A three-judge panel of the Eleventh Circuit affirmed a Federal Trade Commission (FTC) decision finding that a dominant manufacturer of domestic ductile iron pipe fittings illegally maintained its monopoly through exclusive dealing, in violation of Section 2 of the Sherman Act. The decision provided a strong endorsement of the FTC’s approach to monopolization and a rebuke to dissenting Commissioner Wright’s attempt to erect a high evidentiary burden for exclusive-dealing cases.
The manufacturer, McWane, had a monopoly in the domestic ductile iron pipe fittings market, when the American Recovery and Reinvestment Act of 2009 disbursed billions of dollars for waterworks projects and required contractors to use materials manufactured in the United States. At the time, McWane was the only company that had domestic manufacturing capacity for iron pipe fittings, which are used to connect pipes in waterworks projects.
In response to threats of rival entry into the domestic market, McWane imposed an exclusive dealing policy on its distributors that restricted their ability to carry competitors’ products. After a full trial, an administrative law judge found that McWane’s exclusivity arrangements improperly foreclosed competitors from the market and illegally preserved its monopoly power. The FTC affirmed, and McWane appealed.
In its amicus brief supporting the FTC, the AAI argued that the antitrust laws prohibit dominant firms from using exclusionary methods and that protecting competition often requires protecting competitors from anticompetitive conduct, even if the competitors are not “equally efficient” rivals. And despite the antitrust laws’ emphasis on maintaining price competition, they also protect non-price competition, including product and service quality and consumer choice.

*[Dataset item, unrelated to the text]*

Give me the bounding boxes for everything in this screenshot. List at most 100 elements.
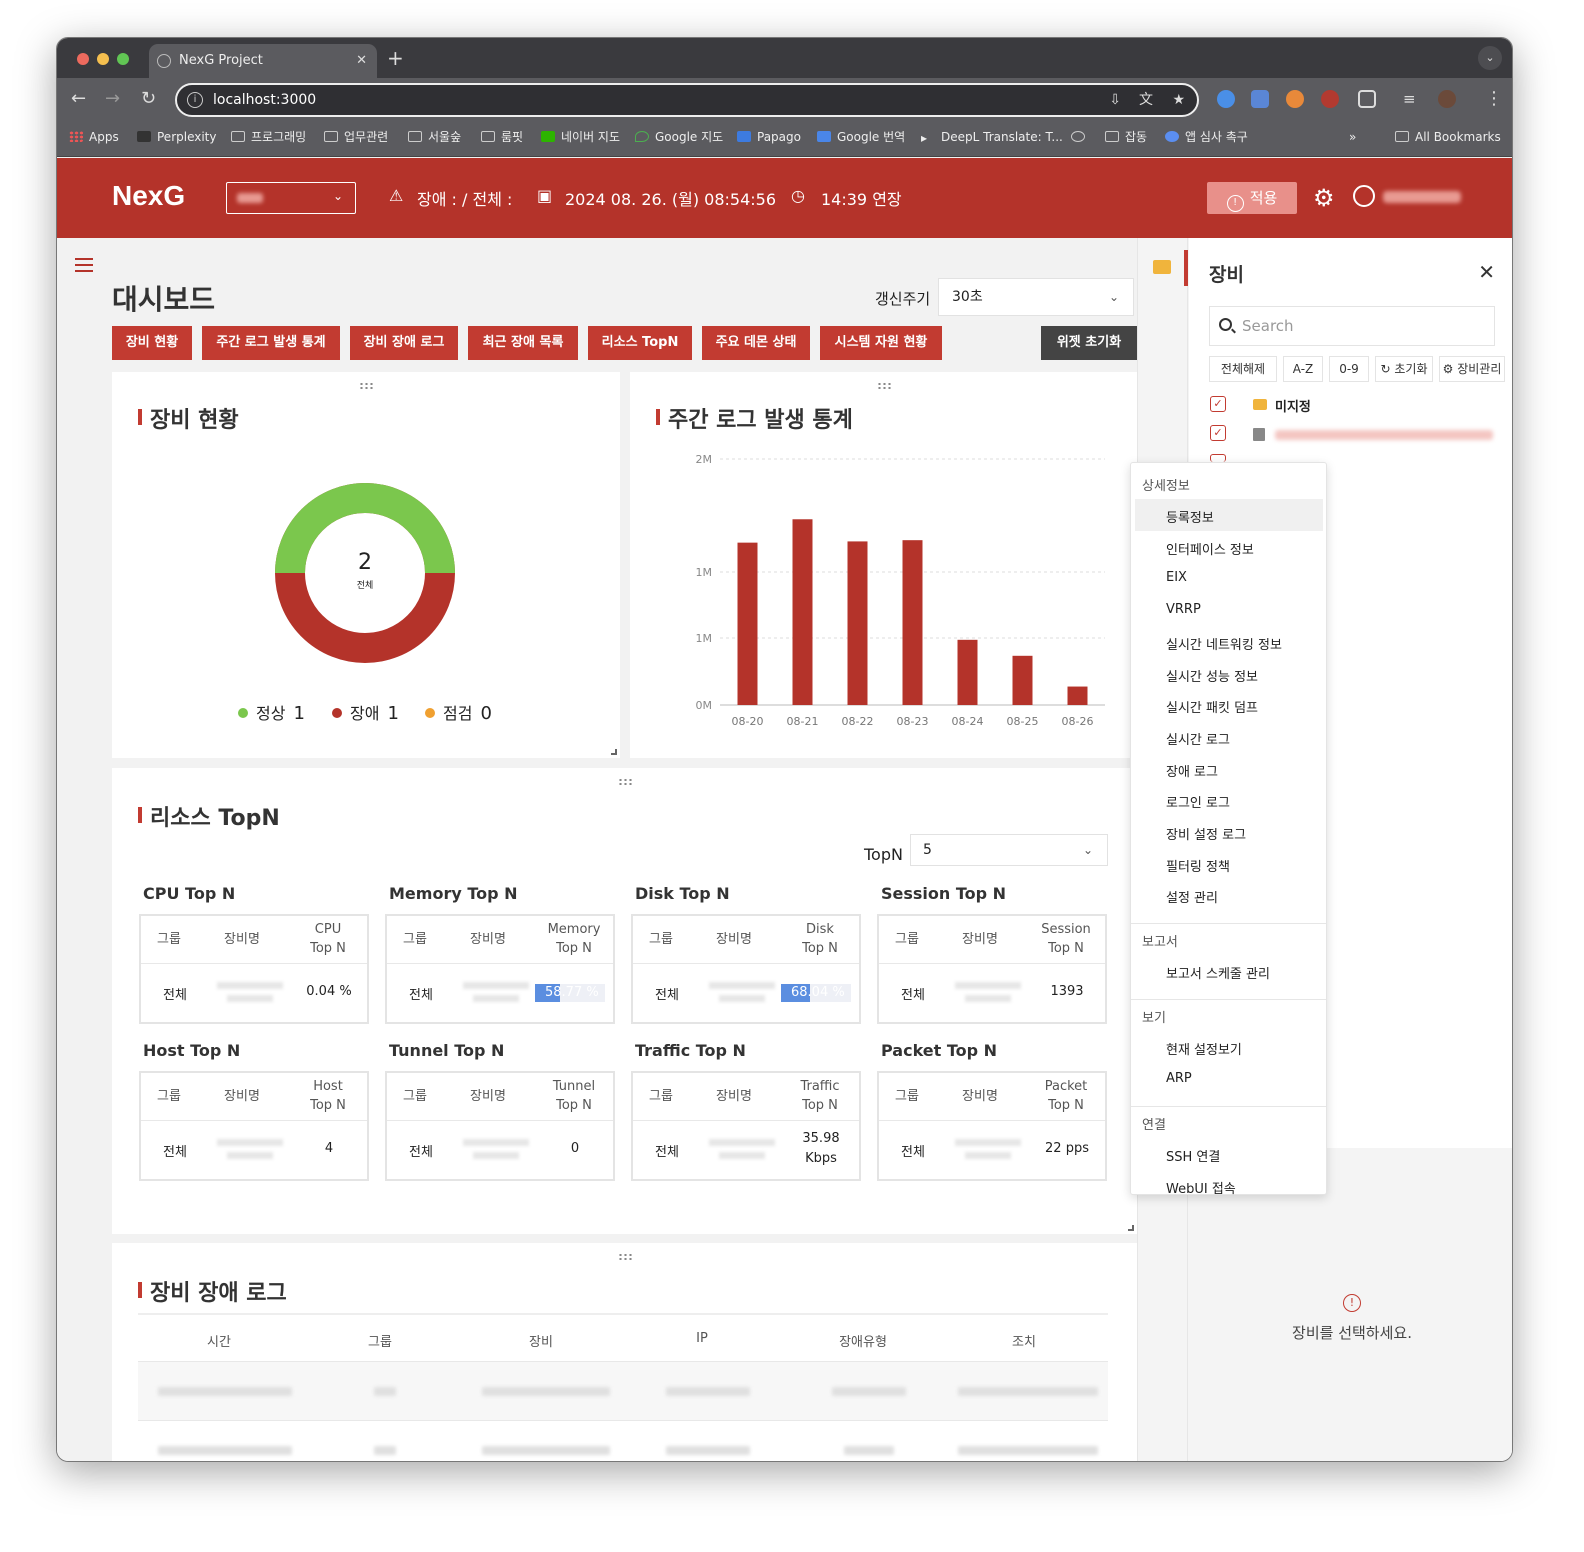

Consistent with long-standing and sound monopolization doctrine, the AAI argued that the FTC had met its evidentiary burden in finding McWane liable for monopoly maintenance.
The Eleventh Circuit endorsed the Microsoft rule of reason (or balancing) approach to analyzing exclusive dealing by a monopolist, and a standard of causation requiring only that the plaintiff establish that the defendant’s conduct reasonably appears to significantly contribute to maintaining its monopoly power. The fact that the foreclosed rival was able to increase its market share during the relevant period neither precluded a finding that McWane had monopoly power nor that its exclusive dealing arrangement harmed competition.
Applying these legal standards, the Eleventh Circuit ruled that substantial evidence supported the FTC’s holding that McWane’s exclusive dealing harmed the competitive process and illegally maintained its monopoly. The court expressly rejected Commissioner Wright’s proposed “clear evidence” standard for exclusive-dealing claims under Section 2, a standard for which it could “find no foundation . . . in the caselaw.” The Supreme Court in Tampa Electric v. Nashville Coal spoke of “probable effect,” not “clear evidence.” In addition, the Eleventh Circuit has frequently stated that the focus in rule of reason cases is on effects—“actual or probable.”